With imports falling, workers are also facing severe shortages of a variety of goods. The minimum wage of 9,649 bolívars per month amounts to only $48 at the weakest of the legal exchange rates, and around $10 per month at the black market rate, making many goods not sold in price-controlled government-run stores inaccessible. These shortages have even been affecting areas of the economy that are supposed to receive preferential allocations of dollars for imports such as the food and medical sectors, which have received 32 percent fewer dollars than last year. Hospitals lack basic supplies and medical devices.
A BBC report interviewed doctors at the University Hospital of Caracas, with Dr. Ivan Machado, the head of cardiology, stating. “We have gone from 450 open heart surgeries a year to 20. And from 1,200 cardiac catheterizations per year, it’s now at most 300.” He further expressed, “I’m almost at the point where I have to say we need to close our department of cardiology, because it’s not fair to make us just look at our patients, and see which way they are going to die.”

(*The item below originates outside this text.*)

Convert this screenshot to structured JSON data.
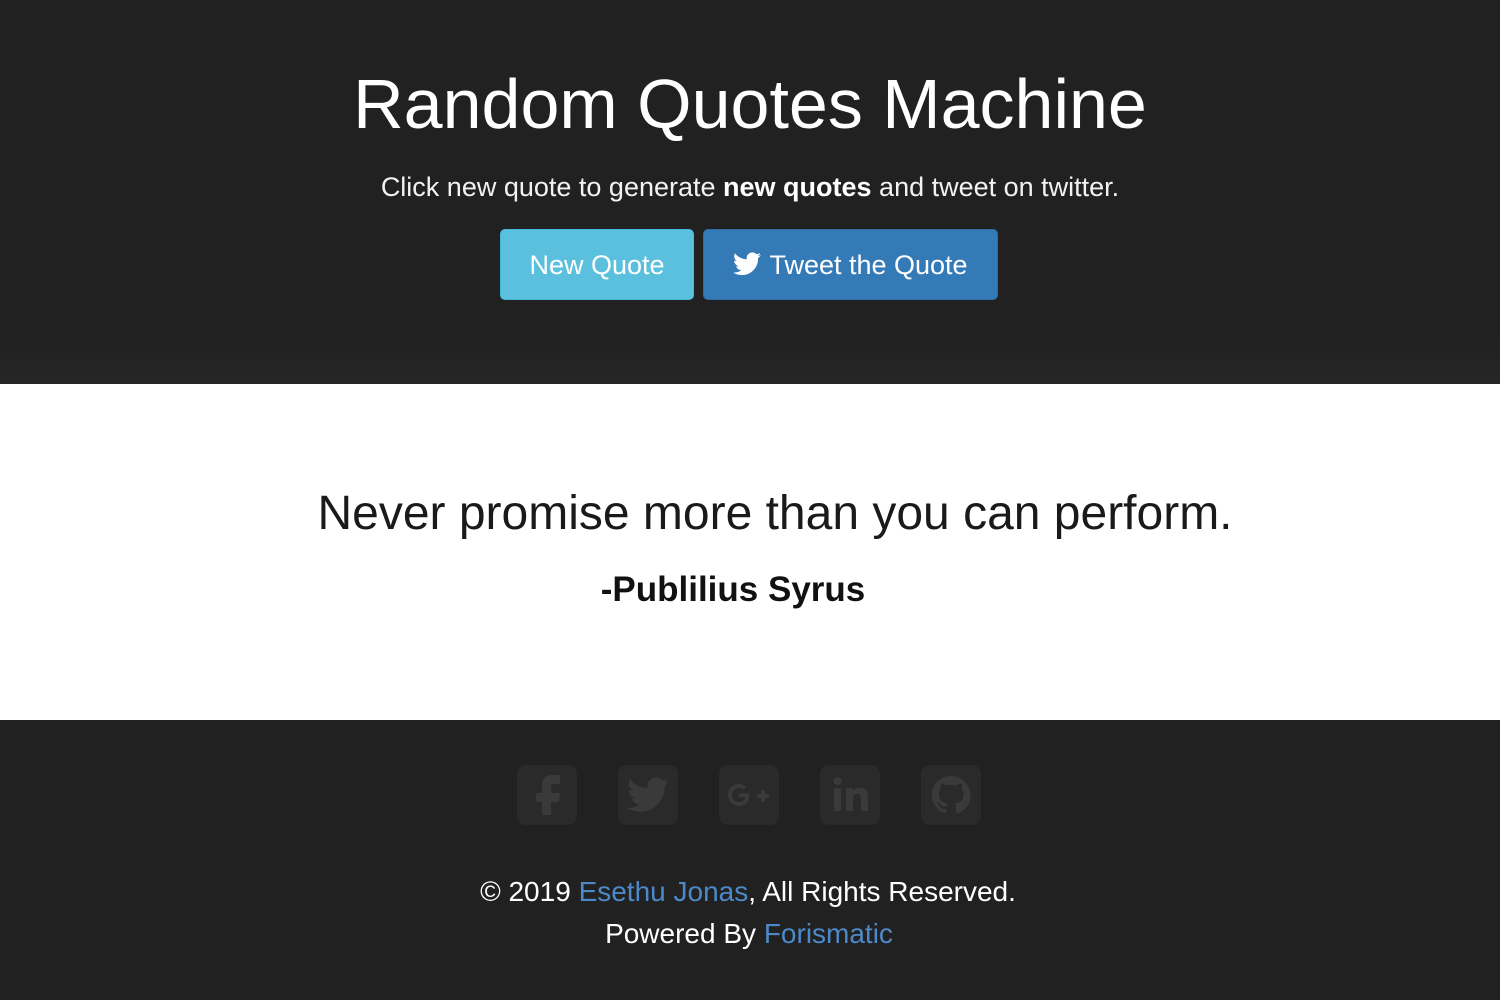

The erosion of stable opportunities in the regular economy has also fueled an enormous growth in crime among youth. According to a children’s rights group, the number of crimes committed by minors rose 70 percent in 2014, and one child or adolescent was murdered approximately every 10 hours, most of them dying from gunshot wounds. Armed gangs have also taken to looting and robbing at worksites of the state oil company, PDVSA.
All of this has exposed the ruling chavistas as thoroughly conventional politicians in charge of a bourgeois government in crisis, who have made it their business to keep the working class from seeking their own independent way out. Their real constituency is the so-called boliburguesía, functionaries, officials, and military personnel primarily, who have become exceedingly wealthy through their connections, and who have ample access to foreign currency reserves in order to cushion the blow of the present crisis.
This class character of the ruling party and its government was proven amply during a recent strike at Sidor, a state-owned steel company that is a subsidiary of the military-dominated and controlled Corporacion Venezolana de Guayana. When workers complained about the company’s calculation of money owed due to a pay dispute, Maduro responded, “There will be no weakness in the face of labor criminals, anarcho-syndicalists,” threatening, “I hope they rectify their position immediately or soon. If not, we’ll recover Sidor with the entire people of Venezuela, with all types of workers.”